1. ## moment-generating function

$\displaystyle Y$ have pdf $\displaystyle P(Y=k)=(k+1)p^2 q^k$, with $\displaystyle 0<p<1$and $\displaystyle q=1-p$ and $\displaystyle k=0,1,2,...$
Is easy prove that $\displaystyle M_{Y}(t)=p^2 (1-qe^t)^2$. Let $\displaystyle X=Y_1+\cdots Y_{24}$, with $\displaystyle Y_{i}$ with same distribution of $\displaystyle Y$
Calculate $\displaystyle M_{X}(t)$

Note: $\displaystyle M_Y (t)=E(e^{tk})$

2. Originally Posted by jorgeston
$\displaystyle Y$ have pdf $\displaystyle P(Y=k)=(k+1)p^2 p^k$, with $\displaystyle 0<p<1$and $\displaystyle q=1-p$ and $\displaystyle k=0,1,2,...$
Is easy prove that $\displaystyle M_{Y}(t)=p^2 (1-qe^t)^2$. Let $\displaystyle X=Y_1+\cdots Y_{24}$, with $\displaystyle Y_{i}$ with same distribution of $\displaystyle Y$
Calculate $\displaystyle M_{X}(t)$

Note: $\displaystyle M_Y (t)=E(e^{tk})$
I have no time now.

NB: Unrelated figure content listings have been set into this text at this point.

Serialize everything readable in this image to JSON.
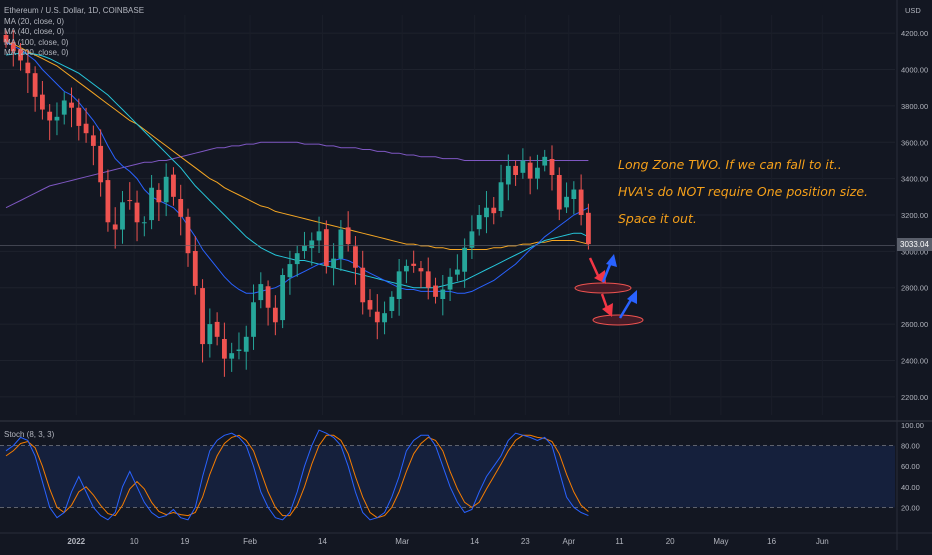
{
  "header": {
    "symbol": "Ethereum / U.S. Dollar, 1D, COINBASE",
    "ma_labels": [
      "MA (20, close, 0)",
      "MA (40, close, 0)",
      "MA (100, close, 0)",
      "MA (200, close, 0)"
    ],
    "currency": "USD"
  },
  "last_price": "3033.04",
  "annotations": [
    "Long Zone TWO. If we can fall to it..",
    "HVA's do NOT require One position size.",
    "Space it out."
  ],
  "stoch": {
    "label": "Stoch (8, 3, 3)"
  },
  "colors": {
    "background": "#131722",
    "up": "#26a69a",
    "down": "#ef5350",
    "ma20": "#2962ff",
    "ma40": "#26c6da",
    "ma100": "#f5a623",
    "ma200": "#7e57c2",
    "stoch_k": "#2962ff",
    "stoch_d": "#f57c00",
    "annotation": "#f5a01a"
  },
  "chart_data": {
    "type": "candlestick",
    "x_ticks": [
      "2022",
      "10",
      "19",
      "Feb",
      "14",
      "Mar",
      "14",
      "23",
      "Apr",
      "11",
      "20",
      "May",
      "16",
      "Jun"
    ],
    "y_ticks": [
      "2200.00",
      "2400.00",
      "2600.00",
      "2800.00",
      "3000.00",
      "3200.00",
      "3400.00",
      "3600.00",
      "3800.00",
      "4000.00",
      "4200.00"
    ],
    "ylim": [
      2100,
      4300
    ],
    "close": [
      4150,
      4100,
      4050,
      3980,
      3850,
      3780,
      3720,
      3740,
      3830,
      3790,
      3690,
      3650,
      3580,
      3380,
      3160,
      3120,
      3270,
      3280,
      3160,
      3160,
      3350,
      3270,
      3410,
      3300,
      3190,
      2990,
      2810,
      2490,
      2600,
      2530,
      2410,
      2440,
      2460,
      2530,
      2720,
      2820,
      2690,
      2610,
      2870,
      2930,
      2990,
      3030,
      3060,
      3110,
      2920,
      2960,
      3120,
      3040,
      2910,
      2720,
      2680,
      2610,
      2660,
      2750,
      2890,
      2920,
      2920,
      2890,
      2800,
      2750,
      2790,
      2860,
      2900,
      3020,
      3110,
      3200,
      3240,
      3210,
      3380,
      3470,
      3420,
      3500,
      3400,
      3460,
      3520,
      3420,
      3230,
      3300,
      3340,
      3200,
      3040
    ],
    "ma20": [
      4150,
      4130,
      4110,
      4080,
      4050,
      4000,
      3960,
      3920,
      3880,
      3860,
      3820,
      3770,
      3720,
      3660,
      3580,
      3510,
      3470,
      3440,
      3400,
      3340,
      3300,
      3280,
      3260,
      3240,
      3200,
      3140,
      3080,
      3010,
      2960,
      2910,
      2860,
      2820,
      2790,
      2770,
      2770,
      2780,
      2790,
      2800,
      2820,
      2850,
      2870,
      2890,
      2910,
      2930,
      2940,
      2950,
      2960,
      2950,
      2930,
      2900,
      2880,
      2860,
      2840,
      2820,
      2800,
      2790,
      2790,
      2780,
      2780,
      2780,
      2780,
      2780,
      2770,
      2770,
      2780,
      2800,
      2820,
      2840,
      2870,
      2900,
      2930,
      2970,
      3010,
      3040,
      3080,
      3110,
      3140,
      3170,
      3200,
      3220,
      3240
    ],
    "ma40": [
      4080,
      4085,
      4090,
      4090,
      4085,
      4075,
      4060,
      4040,
      4020,
      4000,
      3980,
      3950,
      3920,
      3890,
      3860,
      3820,
      3780,
      3740,
      3700,
      3660,
      3620,
      3580,
      3540,
      3500,
      3460,
      3410,
      3360,
      3320,
      3280,
      3240,
      3200,
      3160,
      3120,
      3080,
      3050,
      3020,
      3000,
      2980,
      2970,
      2960,
      2950,
      2950,
      2940,
      2930,
      2920,
      2910,
      2900,
      2890,
      2880,
      2870,
      2860,
      2850,
      2840,
      2830,
      2820,
      2810,
      2800,
      2800,
      2800,
      2800,
      2810,
      2820,
      2830,
      2840,
      2860,
      2880,
      2900,
      2920,
      2940,
      2960,
      2980,
      3000,
      3020,
      3040,
      3060,
      3070,
      3080,
      3090,
      3100,
      3100,
      3080
    ],
    "ma100": [
      4150,
      4140,
      4120,
      4100,
      4080,
      4060,
      4040,
      4020,
      3990,
      3960,
      3930,
      3900,
      3870,
      3840,
      3810,
      3780,
      3750,
      3720,
      3700,
      3670,
      3640,
      3610,
      3580,
      3550,
      3520,
      3490,
      3460,
      3430,
      3400,
      3380,
      3350,
      3330,
      3310,
      3290,
      3270,
      3250,
      3240,
      3220,
      3210,
      3200,
      3190,
      3180,
      3170,
      3160,
      3150,
      3140,
      3130,
      3120,
      3110,
      3100,
      3090,
      3080,
      3070,
      3060,
      3050,
      3040,
      3040,
      3030,
      3030,
      3020,
      3020,
      3010,
      3010,
      3010,
      3010,
      3010,
      3010,
      3020,
      3020,
      3030,
      3030,
      3040,
      3040,
      3050,
      3050,
      3060,
      3060,
      3060,
      3060,
      3050,
      3040
    ],
    "ma200": [
      3240,
      3260,
      3280,
      3300,
      3320,
      3340,
      3360,
      3370,
      3380,
      3390,
      3400,
      3410,
      3420,
      3430,
      3440,
      3450,
      3460,
      3470,
      3480,
      3490,
      3490,
      3500,
      3500,
      3510,
      3520,
      3530,
      3540,
      3550,
      3560,
      3570,
      3570,
      3580,
      3580,
      3590,
      3590,
      3600,
      3600,
      3600,
      3600,
      3600,
      3600,
      3590,
      3590,
      3590,
      3580,
      3580,
      3570,
      3570,
      3570,
      3560,
      3560,
      3550,
      3550,
      3540,
      3540,
      3530,
      3530,
      3520,
      3520,
      3520,
      3510,
      3510,
      3510,
      3500,
      3500,
      3500,
      3500,
      3500,
      3500,
      3500,
      3500,
      3500,
      3500,
      3500,
      3500,
      3500,
      3500,
      3500,
      3500,
      3500,
      3500
    ],
    "stoch_y_ticks": [
      "20.00",
      "40.00",
      "60.00",
      "80.00",
      "100.00"
    ],
    "stoch_ylim": [
      0,
      100
    ],
    "stoch_bands": [
      20,
      80
    ],
    "stoch_k": [
      75,
      80,
      88,
      85,
      70,
      45,
      20,
      10,
      15,
      35,
      50,
      35,
      20,
      12,
      8,
      15,
      40,
      55,
      40,
      25,
      15,
      10,
      12,
      18,
      10,
      8,
      20,
      50,
      75,
      85,
      90,
      92,
      88,
      80,
      60,
      35,
      20,
      10,
      8,
      15,
      35,
      60,
      80,
      95,
      92,
      88,
      80,
      60,
      35,
      15,
      8,
      10,
      15,
      30,
      50,
      75,
      85,
      90,
      90,
      80,
      60,
      40,
      25,
      15,
      18,
      35,
      50,
      60,
      70,
      85,
      92,
      90,
      88,
      85,
      88,
      80,
      55,
      30,
      20,
      15,
      12
    ],
    "stoch_d": [
      70,
      75,
      82,
      84,
      78,
      60,
      38,
      20,
      15,
      22,
      35,
      40,
      32,
      22,
      14,
      12,
      22,
      38,
      45,
      38,
      25,
      16,
      13,
      15,
      13,
      12,
      15,
      30,
      52,
      70,
      82,
      88,
      90,
      85,
      75,
      55,
      35,
      20,
      12,
      12,
      22,
      40,
      62,
      80,
      90,
      90,
      85,
      72,
      50,
      30,
      15,
      10,
      12,
      20,
      35,
      55,
      72,
      82,
      88,
      85,
      75,
      55,
      38,
      25,
      20,
      25,
      38,
      50,
      62,
      75,
      85,
      90,
      90,
      88,
      87,
      84,
      72,
      52,
      35,
      22,
      16
    ]
  }
}
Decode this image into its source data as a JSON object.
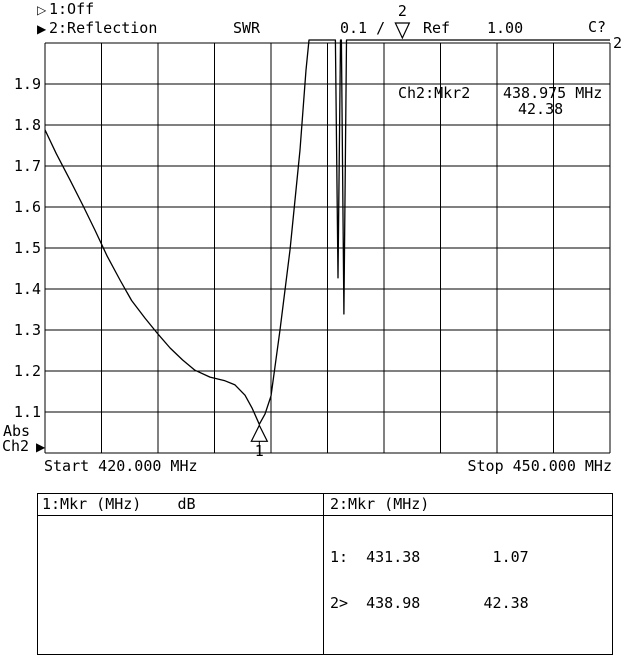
{
  "header": {
    "ch1": {
      "indicator": "▷",
      "label": "1:Off"
    },
    "ch2": {
      "indicator": "▶",
      "label": "2:Reflection"
    },
    "format": "SWR",
    "scale": "0.1 /",
    "ref_label": "Ref",
    "ref_value": "1.00",
    "cal_status": "C?"
  },
  "plot": {
    "abs_label": "Abs",
    "channel_label": "Ch2",
    "channel_indicator": "▶",
    "start_label": "Start 420.000 MHz",
    "stop_label": "Stop 450.000 MHz",
    "trace_number_right": "2",
    "marker_readout": {
      "title": "Ch2:Mkr2",
      "frequency": "438.975 MHz",
      "value": "42.38"
    }
  },
  "chart_data": {
    "type": "line",
    "title": "Ch2 Reflection SWR",
    "x_unit": "MHz",
    "xlim": [
      420.0,
      450.0
    ],
    "y_unit": "SWR",
    "ylim": [
      1.0,
      2.0
    ],
    "scale_per_div": 0.1,
    "ref": 1.0,
    "grid": true,
    "x_divisions": 10,
    "y_divisions": 10,
    "yticks": [
      1.9,
      1.8,
      1.7,
      1.6,
      1.5,
      1.4,
      1.3,
      1.2,
      1.1
    ],
    "series": [
      {
        "name": "Ch2 SWR",
        "points": [
          [
            420.0,
            1.788
          ],
          [
            420.6,
            1.73
          ],
          [
            421.33,
            1.666
          ],
          [
            422.0,
            1.605
          ],
          [
            422.65,
            1.544
          ],
          [
            423.3,
            1.48
          ],
          [
            423.98,
            1.422
          ],
          [
            424.6,
            1.372
          ],
          [
            425.31,
            1.329
          ],
          [
            426.0,
            1.29
          ],
          [
            426.64,
            1.256
          ],
          [
            427.3,
            1.227
          ],
          [
            427.96,
            1.202
          ],
          [
            428.76,
            1.185
          ],
          [
            429.56,
            1.176
          ],
          [
            430.09,
            1.166
          ],
          [
            430.62,
            1.141
          ],
          [
            430.99,
            1.11
          ],
          [
            431.38,
            1.07
          ],
          [
            431.68,
            1.095
          ],
          [
            432.0,
            1.139
          ],
          [
            432.48,
            1.3
          ],
          [
            433.01,
            1.495
          ],
          [
            433.54,
            1.739
          ],
          [
            433.86,
            1.934
          ],
          [
            434.02,
            2.1
          ],
          [
            435.42,
            2.1
          ],
          [
            435.56,
            1.427
          ],
          [
            435.69,
            2.1
          ],
          [
            435.74,
            2.1
          ],
          [
            435.87,
            1.339
          ],
          [
            436.01,
            2.1
          ],
          [
            438.975,
            42.38
          ],
          [
            450.0,
            2.1
          ]
        ]
      }
    ],
    "markers": [
      {
        "label": "1",
        "freq_mhz": 431.38,
        "value": 1.07
      },
      {
        "label": "2",
        "freq_mhz": 438.975,
        "value": 42.38,
        "active": true
      }
    ]
  },
  "marker_table": {
    "ch1": {
      "header": "1:Mkr (MHz)    dB",
      "rows": []
    },
    "ch2": {
      "header": "2:Mkr (MHz)",
      "rows": [
        "1:  431.38        1.07",
        "2>  438.98       42.38"
      ]
    }
  }
}
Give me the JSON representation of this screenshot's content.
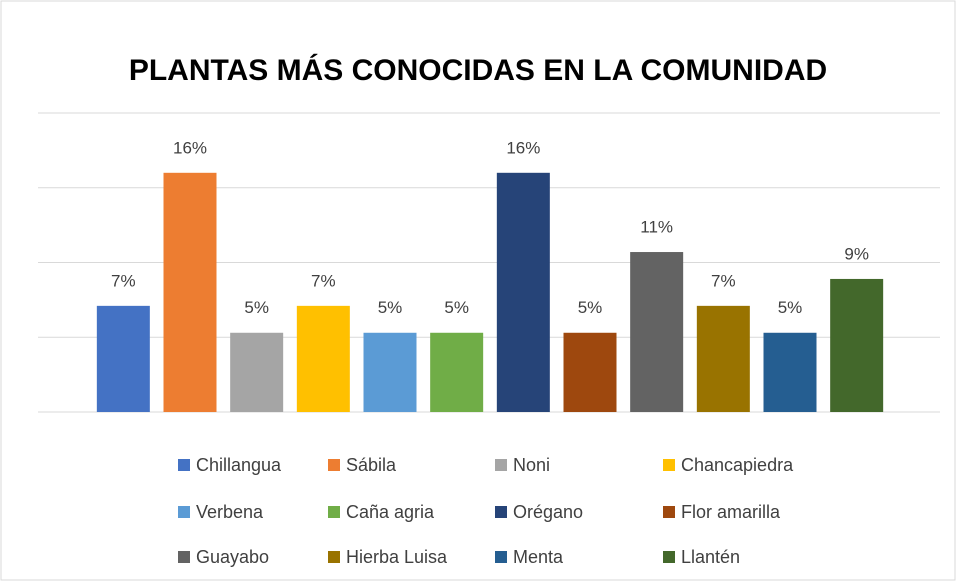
{
  "chart_data": {
    "type": "bar",
    "title": "PLANTAS MÁS CONOCIDAS EN LA COMUNIDAD",
    "categories": [
      "Chillangua",
      "Sábila",
      "Noni",
      "Chancapiedra",
      "Verbena",
      "Caña agria",
      "Orégano",
      "Flor amarilla",
      "Guayabo",
      "Hierba Luisa",
      "Menta",
      "Llantén"
    ],
    "values": [
      7.1,
      16.0,
      5.3,
      7.1,
      5.3,
      5.3,
      16.0,
      5.3,
      10.7,
      7.1,
      5.3,
      8.9
    ],
    "value_labels": [
      "7%",
      "16%",
      "5%",
      "7%",
      "5%",
      "5%",
      "16%",
      "5%",
      "11%",
      "7%",
      "5%",
      "9%"
    ],
    "colors": [
      "#4472c4",
      "#ed7d31",
      "#a5a5a5",
      "#ffc000",
      "#5b9bd5",
      "#70ad47",
      "#264478",
      "#9e480e",
      "#636363",
      "#997300",
      "#255e91",
      "#43682b"
    ],
    "ylim": [
      0,
      20
    ],
    "yticks": [
      0,
      5,
      10,
      15,
      20
    ],
    "grid": true,
    "legend": "bottom"
  }
}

I'll reply later if no-one else does.

3. $\displaystyle X = 24Y$. Note that $\displaystyle M_{aY+b} = e^{bt} M_{Y}(at)$. In this case, $\displaystyle b = 0$ and $\displaystyle a = 24$. So $\displaystyle M_{24Y}(t) = M_{X}(t) = p^2(1-qe^{24t})^{2}$.

4. Originally Posted by tukeywilliams
$\displaystyle X = 24Y$. Note that $\displaystyle M_{aY+b} = e^{bt} M_{Y}(at)$. In this case, $\displaystyle b = 0$ and $\displaystyle a = 24$. So $\displaystyle M_{24Y}(t) = M_{X}(t) = p^2(1-qe^{24t})^{2}$.
If you have reason, i don't understand why $\displaystyle Y_1=Y_2=\cdots = Y_{24}$

If this is true, implies $\displaystyle X=24Y$, but i am confused

5. Originally Posted by jorgeston
If you have reason, i don't understand why $\displaystyle Y_1=Y_2=\cdots = Y_{24}$

If this is true, implies $\displaystyle X=24Y$, but i am confused
*Ahem* Didn't you say in your question:

"with with same distribution of " ....?